The record for maximum number of passengers on a single flight belongs to an El Al Israeli Airlines 747.

http://en.wikipedia.org/wiki/Operation_Solomon

It's interesting to note they planned for 760 passengers, so that may be approaching maximm capacity, although Addis - Tel Aviv would presumably require much less fuel than a transatlantic flight, so would consequently be able to carry more passengers.

Personally, I think there would be enough wide bodied 747's, 767's and 777's (which were just entering service) and equivalent Airbus types (I'm not sure if US carriers are big users of Airbus' wide bodies?) available to meet Government needs (and probably still leave the airlines with enough to maintain remaining international services), so there would be no need to go as far as requisitioning 737's (or even 757's).

Schone23666
11-08-2012, 04:49 PM
Just posting my two cents in regards to gasoline hoarding and rationing.

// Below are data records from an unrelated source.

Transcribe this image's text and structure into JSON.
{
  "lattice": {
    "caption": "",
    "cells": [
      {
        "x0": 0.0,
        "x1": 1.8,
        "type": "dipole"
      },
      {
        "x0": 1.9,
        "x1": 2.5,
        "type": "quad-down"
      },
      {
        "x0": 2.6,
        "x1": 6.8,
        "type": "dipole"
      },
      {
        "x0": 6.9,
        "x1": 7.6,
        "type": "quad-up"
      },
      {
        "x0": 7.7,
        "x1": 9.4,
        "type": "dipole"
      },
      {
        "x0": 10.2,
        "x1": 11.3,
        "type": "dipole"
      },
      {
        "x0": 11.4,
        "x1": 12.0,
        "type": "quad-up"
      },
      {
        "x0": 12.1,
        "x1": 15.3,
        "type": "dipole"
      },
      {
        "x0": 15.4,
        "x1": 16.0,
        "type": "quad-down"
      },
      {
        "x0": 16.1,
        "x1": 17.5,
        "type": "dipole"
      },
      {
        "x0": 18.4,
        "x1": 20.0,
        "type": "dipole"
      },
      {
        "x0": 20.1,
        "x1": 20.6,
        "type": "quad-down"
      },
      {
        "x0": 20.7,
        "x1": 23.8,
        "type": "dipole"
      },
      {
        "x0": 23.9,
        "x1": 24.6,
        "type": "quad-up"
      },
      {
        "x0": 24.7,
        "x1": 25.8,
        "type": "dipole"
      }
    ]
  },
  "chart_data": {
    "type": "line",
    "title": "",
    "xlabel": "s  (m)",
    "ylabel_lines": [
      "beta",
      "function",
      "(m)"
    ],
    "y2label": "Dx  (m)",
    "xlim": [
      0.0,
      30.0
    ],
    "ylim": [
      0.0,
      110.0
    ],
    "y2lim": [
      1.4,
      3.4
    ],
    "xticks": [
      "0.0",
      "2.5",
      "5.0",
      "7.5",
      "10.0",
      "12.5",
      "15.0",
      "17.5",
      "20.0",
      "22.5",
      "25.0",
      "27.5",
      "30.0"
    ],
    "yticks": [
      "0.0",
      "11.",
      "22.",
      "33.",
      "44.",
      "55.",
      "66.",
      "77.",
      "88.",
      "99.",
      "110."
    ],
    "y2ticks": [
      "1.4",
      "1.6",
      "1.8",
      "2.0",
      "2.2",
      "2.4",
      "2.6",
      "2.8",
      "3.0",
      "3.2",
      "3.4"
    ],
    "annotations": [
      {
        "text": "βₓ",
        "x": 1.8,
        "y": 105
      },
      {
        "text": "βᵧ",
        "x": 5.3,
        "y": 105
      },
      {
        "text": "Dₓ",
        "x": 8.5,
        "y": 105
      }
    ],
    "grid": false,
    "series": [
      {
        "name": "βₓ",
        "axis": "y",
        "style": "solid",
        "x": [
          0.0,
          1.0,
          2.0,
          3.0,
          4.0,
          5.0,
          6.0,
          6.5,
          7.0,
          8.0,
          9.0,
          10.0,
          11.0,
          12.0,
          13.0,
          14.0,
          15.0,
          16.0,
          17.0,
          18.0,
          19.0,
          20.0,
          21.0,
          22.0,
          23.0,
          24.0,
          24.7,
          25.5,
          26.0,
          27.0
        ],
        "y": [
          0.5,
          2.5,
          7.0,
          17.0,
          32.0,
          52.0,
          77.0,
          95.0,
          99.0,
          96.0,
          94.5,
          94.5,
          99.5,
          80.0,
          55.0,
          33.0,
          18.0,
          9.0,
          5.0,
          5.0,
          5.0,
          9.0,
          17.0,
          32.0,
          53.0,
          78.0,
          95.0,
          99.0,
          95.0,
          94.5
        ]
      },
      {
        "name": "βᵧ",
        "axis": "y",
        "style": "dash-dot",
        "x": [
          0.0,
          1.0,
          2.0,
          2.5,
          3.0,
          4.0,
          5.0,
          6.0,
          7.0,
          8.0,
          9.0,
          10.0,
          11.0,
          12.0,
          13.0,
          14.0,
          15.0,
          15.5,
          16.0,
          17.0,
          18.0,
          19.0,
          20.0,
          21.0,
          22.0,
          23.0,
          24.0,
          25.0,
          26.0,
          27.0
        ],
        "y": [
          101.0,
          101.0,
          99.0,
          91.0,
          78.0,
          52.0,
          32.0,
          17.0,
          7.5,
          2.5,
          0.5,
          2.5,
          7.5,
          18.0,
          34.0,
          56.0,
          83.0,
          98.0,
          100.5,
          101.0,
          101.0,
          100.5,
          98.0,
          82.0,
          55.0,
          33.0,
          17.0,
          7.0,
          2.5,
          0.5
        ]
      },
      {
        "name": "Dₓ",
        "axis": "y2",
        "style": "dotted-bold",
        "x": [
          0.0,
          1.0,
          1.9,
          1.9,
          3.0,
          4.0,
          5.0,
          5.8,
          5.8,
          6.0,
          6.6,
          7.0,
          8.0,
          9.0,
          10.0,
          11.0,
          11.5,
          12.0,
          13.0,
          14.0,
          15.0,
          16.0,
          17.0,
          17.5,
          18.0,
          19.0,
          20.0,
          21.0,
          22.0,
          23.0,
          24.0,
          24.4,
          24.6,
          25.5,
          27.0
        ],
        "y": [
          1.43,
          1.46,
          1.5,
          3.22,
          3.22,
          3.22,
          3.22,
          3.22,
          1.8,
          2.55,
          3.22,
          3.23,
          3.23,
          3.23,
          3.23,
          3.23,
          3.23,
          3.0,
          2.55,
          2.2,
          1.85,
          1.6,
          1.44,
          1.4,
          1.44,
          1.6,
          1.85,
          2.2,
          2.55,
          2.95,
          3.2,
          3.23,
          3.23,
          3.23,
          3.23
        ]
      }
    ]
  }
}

Having witnessed it myself, I think we can pretty well agree that gasoline, or any sort of fuel hoarding would be rampant once word reaches of a pending apocalypse. In the case of T2K, it was a rather popular idea during the Cold War that once the U.S. and U.S.S.R. literally began locking horns in Europe and elsewhere, the situation would quickly deteriorate and go nuclear. Lines at gas stations would increase drastically with panic buying and the stations would get jammed, fights would break out (with some likely turning bloody) and police and perhaps even National Guard in a few cases would take control of the gas stations, with forced rationing put into effect. There may be more cases of looters attempting to siphon gas from any sort of parked vehicles including construction equipment to fill their own spare tanks as well.

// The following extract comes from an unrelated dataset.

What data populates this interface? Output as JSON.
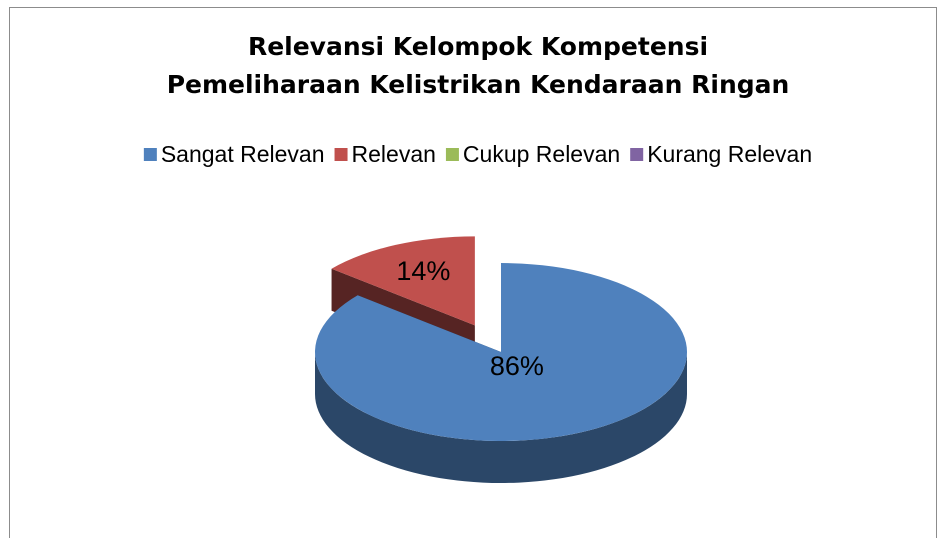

This would also just as well apply to any other basic necessities. Food and drinking water would get hoarded as any sort of grocery or supermarket gets their shelves cleaned by panic buyers and/or opportunists and looters. I'd also expect runs on other things such as batteries, candles, portable radios, hygienic supplies, etc. Oh yes, the gun stores will be making a killing too, assuming they don't get robbed or looted as well.

After that...well, once things go completely south and the nukes fly? Anyone who's got a decent cache of supplies will, sadly, have to realize there's plenty others out there who would rather take those supplies for themselves, one way or another...

Legbreaker
11-08-2012, 11:18 PM
I think we can point to natural events such as Sandy to see a small sample of what would happen. In T2K with the tension continuing for months (not just the days prior to a big storm) the situation could probably be MUCH worse. Logistics networks may even break under the strain, especially when the desperate mobs start hijacking the trucks before they even reach the warehouses.

Schone23666
11-08-2012, 11:58 PM
I think we can point to natural events such as Sandy to see a small sample of what would happen. In T2K with the tension continuing for months (not just the days prior to a big storm) the situation could probably be MUCH worse. Logistics networks may even break under the strain, especially when the desperate mobs start hijacking the trucks before they even reach the warehouses.

Without getting into details, it was getting ugly up here in northern New Jersey and New York for the week after Sandy hit. So, as you said, with a looming nuclear apocalypse, rumors flying rampant and tensions building to an unbearable level, matters would be getting ugly on the home front, and all that would be playing out BEFORE the strikes.

Though admittedly, this is being seen mostly from a POV of what might/would have occurred on the American home front, I'd be curious as to how bad, if not worse it would be playing out on the other home fronts such as Australia, the U.K., France, etc.